Take, for example, the failure of the solar company Solyndra. It is often held up as the kind of thing that occurs when government picks winners. But, writes Rodrik, Solyndra failed largely because competing technologies got much cheaper. Such outcomes are not necessarily an indictment of industrial policies. The real problem, Rodrik argues: the U.S. Department of Energy loan guarantee program that supported the solar company had a mixed set of goals, from creating jobs to competing with China to helping fund new energy technologies. What’s more, it did not properly define procedures for evaluating the progress of potential loan recipients and, importantly, terminating support to those companies when appropriate. Instead, according to Rodrik, in the absence of such rules, money was lent to Solyndra for political reasons…

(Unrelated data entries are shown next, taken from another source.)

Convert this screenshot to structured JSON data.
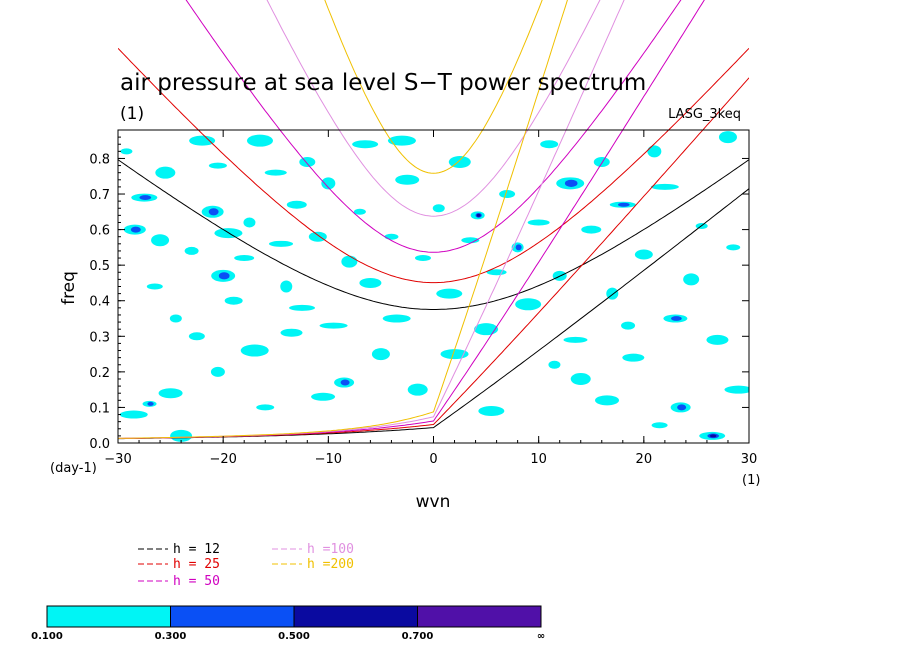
{
  "chart_data": {
    "type": "heatmap",
    "title": "air pressure at sea level S−T power spectrum",
    "subtitle": "(1)",
    "model_label": "LASG_3keq",
    "xlabel": "wvn",
    "ylabel": "freq",
    "x_unit": "(1)",
    "y_unit": "(day-1)",
    "xlim": [
      -30,
      30
    ],
    "ylim": [
      0.0,
      0.88
    ],
    "x_ticks": [
      "−30",
      "−20",
      "−10",
      "0",
      "10",
      "20",
      "30"
    ],
    "x_tick_values": [
      -30,
      -20,
      -10,
      0,
      10,
      20,
      30
    ],
    "y_ticks": [
      "0.0",
      "0.1",
      "0.2",
      "0.3",
      "0.4",
      "0.5",
      "0.6",
      "0.7",
      "0.8"
    ],
    "y_tick_values": [
      0.0,
      0.1,
      0.2,
      0.3,
      0.4,
      0.5,
      0.6,
      0.7,
      0.8
    ],
    "contour_levels": [
      "0.100",
      "0.300",
      "0.500",
      "0.700",
      "∞"
    ],
    "contour_colors": [
      "#00f5f5",
      "#0a50f5",
      "#0a0aa0",
      "#5010a8"
    ],
    "dispersion_curves": [
      {
        "name": "h = 12",
        "color": "#000000"
      },
      {
        "name": "h = 25",
        "color": "#e00000"
      },
      {
        "name": "h = 50",
        "color": "#d000c0"
      },
      {
        "name": "h =100",
        "color": "#e090e0"
      },
      {
        "name": "h =200",
        "color": "#f0c000"
      }
    ],
    "blobs": [
      {
        "x": -29.2,
        "y": 0.82,
        "lvl": 1
      },
      {
        "x": -27.5,
        "y": 0.69,
        "lvl": 2
      },
      {
        "x": -28.4,
        "y": 0.6,
        "lvl": 2
      },
      {
        "x": -26.0,
        "y": 0.57,
        "lvl": 1
      },
      {
        "x": -27.0,
        "y": 0.11,
        "lvl": 2
      },
      {
        "x": -28.5,
        "y": 0.08,
        "lvl": 1
      },
      {
        "x": -25.0,
        "y": 0.14,
        "lvl": 1
      },
      {
        "x": -25.5,
        "y": 0.76,
        "lvl": 1
      },
      {
        "x": -26.5,
        "y": 0.44,
        "lvl": 1
      },
      {
        "x": -24.5,
        "y": 0.35,
        "lvl": 1
      },
      {
        "x": -22.0,
        "y": 0.85,
        "lvl": 1
      },
      {
        "x": -21.0,
        "y": 0.65,
        "lvl": 2
      },
      {
        "x": -20.5,
        "y": 0.78,
        "lvl": 1
      },
      {
        "x": -23.0,
        "y": 0.54,
        "lvl": 1
      },
      {
        "x": -19.5,
        "y": 0.59,
        "lvl": 1
      },
      {
        "x": -20.0,
        "y": 0.47,
        "lvl": 2
      },
      {
        "x": -18.0,
        "y": 0.52,
        "lvl": 1
      },
      {
        "x": -22.5,
        "y": 0.3,
        "lvl": 1
      },
      {
        "x": -17.5,
        "y": 0.62,
        "lvl": 1
      },
      {
        "x": -16.5,
        "y": 0.85,
        "lvl": 1
      },
      {
        "x": -15.0,
        "y": 0.76,
        "lvl": 1
      },
      {
        "x": -19.0,
        "y": 0.4,
        "lvl": 1
      },
      {
        "x": -20.5,
        "y": 0.2,
        "lvl": 1
      },
      {
        "x": -17.0,
        "y": 0.26,
        "lvl": 1
      },
      {
        "x": -14.5,
        "y": 0.56,
        "lvl": 1
      },
      {
        "x": -13.0,
        "y": 0.67,
        "lvl": 1
      },
      {
        "x": -12.0,
        "y": 0.79,
        "lvl": 1
      },
      {
        "x": -14.0,
        "y": 0.44,
        "lvl": 1
      },
      {
        "x": -12.5,
        "y": 0.38,
        "lvl": 1
      },
      {
        "x": -13.5,
        "y": 0.31,
        "lvl": 1
      },
      {
        "x": -11.0,
        "y": 0.58,
        "lvl": 1
      },
      {
        "x": -10.0,
        "y": 0.73,
        "lvl": 1
      },
      {
        "x": -9.5,
        "y": 0.33,
        "lvl": 1
      },
      {
        "x": -10.5,
        "y": 0.13,
        "lvl": 1
      },
      {
        "x": -8.5,
        "y": 0.17,
        "lvl": 2
      },
      {
        "x": -8.0,
        "y": 0.51,
        "lvl": 1
      },
      {
        "x": -7.0,
        "y": 0.65,
        "lvl": 1
      },
      {
        "x": -6.5,
        "y": 0.84,
        "lvl": 1
      },
      {
        "x": -6.0,
        "y": 0.45,
        "lvl": 1
      },
      {
        "x": -5.0,
        "y": 0.25,
        "lvl": 1
      },
      {
        "x": -4.0,
        "y": 0.58,
        "lvl": 1
      },
      {
        "x": -3.5,
        "y": 0.35,
        "lvl": 1
      },
      {
        "x": -2.5,
        "y": 0.74,
        "lvl": 1
      },
      {
        "x": -1.5,
        "y": 0.15,
        "lvl": 1
      },
      {
        "x": -1.0,
        "y": 0.52,
        "lvl": 1
      },
      {
        "x": 0.5,
        "y": 0.66,
        "lvl": 1
      },
      {
        "x": 1.5,
        "y": 0.42,
        "lvl": 1
      },
      {
        "x": 2.5,
        "y": 0.79,
        "lvl": 1
      },
      {
        "x": 3.5,
        "y": 0.57,
        "lvl": 1
      },
      {
        "x": 4.2,
        "y": 0.64,
        "lvl": 3
      },
      {
        "x": 2.0,
        "y": 0.25,
        "lvl": 1
      },
      {
        "x": 5.0,
        "y": 0.32,
        "lvl": 1
      },
      {
        "x": 6.0,
        "y": 0.48,
        "lvl": 1
      },
      {
        "x": 7.0,
        "y": 0.7,
        "lvl": 1
      },
      {
        "x": 8.0,
        "y": 0.55,
        "lvl": 2
      },
      {
        "x": 9.0,
        "y": 0.39,
        "lvl": 1
      },
      {
        "x": 10.0,
        "y": 0.62,
        "lvl": 1
      },
      {
        "x": 11.0,
        "y": 0.84,
        "lvl": 1
      },
      {
        "x": 12.0,
        "y": 0.47,
        "lvl": 1
      },
      {
        "x": 13.0,
        "y": 0.73,
        "lvl": 2
      },
      {
        "x": 13.5,
        "y": 0.29,
        "lvl": 1
      },
      {
        "x": 15.0,
        "y": 0.6,
        "lvl": 1
      },
      {
        "x": 16.0,
        "y": 0.79,
        "lvl": 1
      },
      {
        "x": 17.0,
        "y": 0.42,
        "lvl": 1
      },
      {
        "x": 18.0,
        "y": 0.67,
        "lvl": 2
      },
      {
        "x": 19.0,
        "y": 0.24,
        "lvl": 1
      },
      {
        "x": 20.0,
        "y": 0.53,
        "lvl": 1
      },
      {
        "x": 21.0,
        "y": 0.82,
        "lvl": 1
      },
      {
        "x": 22.0,
        "y": 0.72,
        "lvl": 1
      },
      {
        "x": 23.0,
        "y": 0.35,
        "lvl": 2
      },
      {
        "x": 23.5,
        "y": 0.1,
        "lvl": 2
      },
      {
        "x": 24.5,
        "y": 0.46,
        "lvl": 1
      },
      {
        "x": 25.5,
        "y": 0.61,
        "lvl": 1
      },
      {
        "x": 26.5,
        "y": 0.02,
        "lvl": 3
      },
      {
        "x": 27.0,
        "y": 0.29,
        "lvl": 1
      },
      {
        "x": 28.0,
        "y": 0.86,
        "lvl": 1
      },
      {
        "x": 28.5,
        "y": 0.55,
        "lvl": 1
      },
      {
        "x": 29.0,
        "y": 0.15,
        "lvl": 1
      },
      {
        "x": 16.5,
        "y": 0.12,
        "lvl": 1
      },
      {
        "x": 14.0,
        "y": 0.18,
        "lvl": 1
      },
      {
        "x": 21.5,
        "y": 0.05,
        "lvl": 1
      },
      {
        "x": 11.5,
        "y": 0.22,
        "lvl": 1
      },
      {
        "x": 5.5,
        "y": 0.09,
        "lvl": 1
      },
      {
        "x": -24.0,
        "y": 0.02,
        "lvl": 1
      },
      {
        "x": -16.0,
        "y": 0.1,
        "lvl": 1
      },
      {
        "x": 18.5,
        "y": 0.33,
        "lvl": 1
      },
      {
        "x": -3.0,
        "y": 0.85,
        "lvl": 1
      }
    ]
  }
}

The problem with Solyndra, then, was a mixed set of explicitly political goals applied to a specific sector subject to intense competition. The solution to such bad industrial policy is to apply explicitly political impediments to all economic activity. The competition will then be for government favors, like suspending the Obamacare cadillac tax.

No more picking winners and losers, no siree, we’ll just apply general taxes on carbon the government will conjure a ‘market’ in carbon. Do you believe it will be politically neutral, remain focused on the single problem, and with properly defined procedures for evaluating the continuing necessity for the market? I.e., that the bureaucrats running the scheme will ever even look for reasons to suspend it? If so, you must believe that Obamacare has fulfilled its promises.

It’s so simple, just find a big ‘social problem’ with dozens, or hundreds, of different causes and impose a single 2,000 page solution. I don’t know why we didn’t think of this approach to solve the obesity epidemic. We’ll just put nutrition labels on candy machines, ban soft drinks over 16 ounces and move toward taxing calories.

That this is still picking winners and losers, such as Warren Buffet’s wind farms versus Peabody Coal’s entire business, seems not to occur to these capos of industry.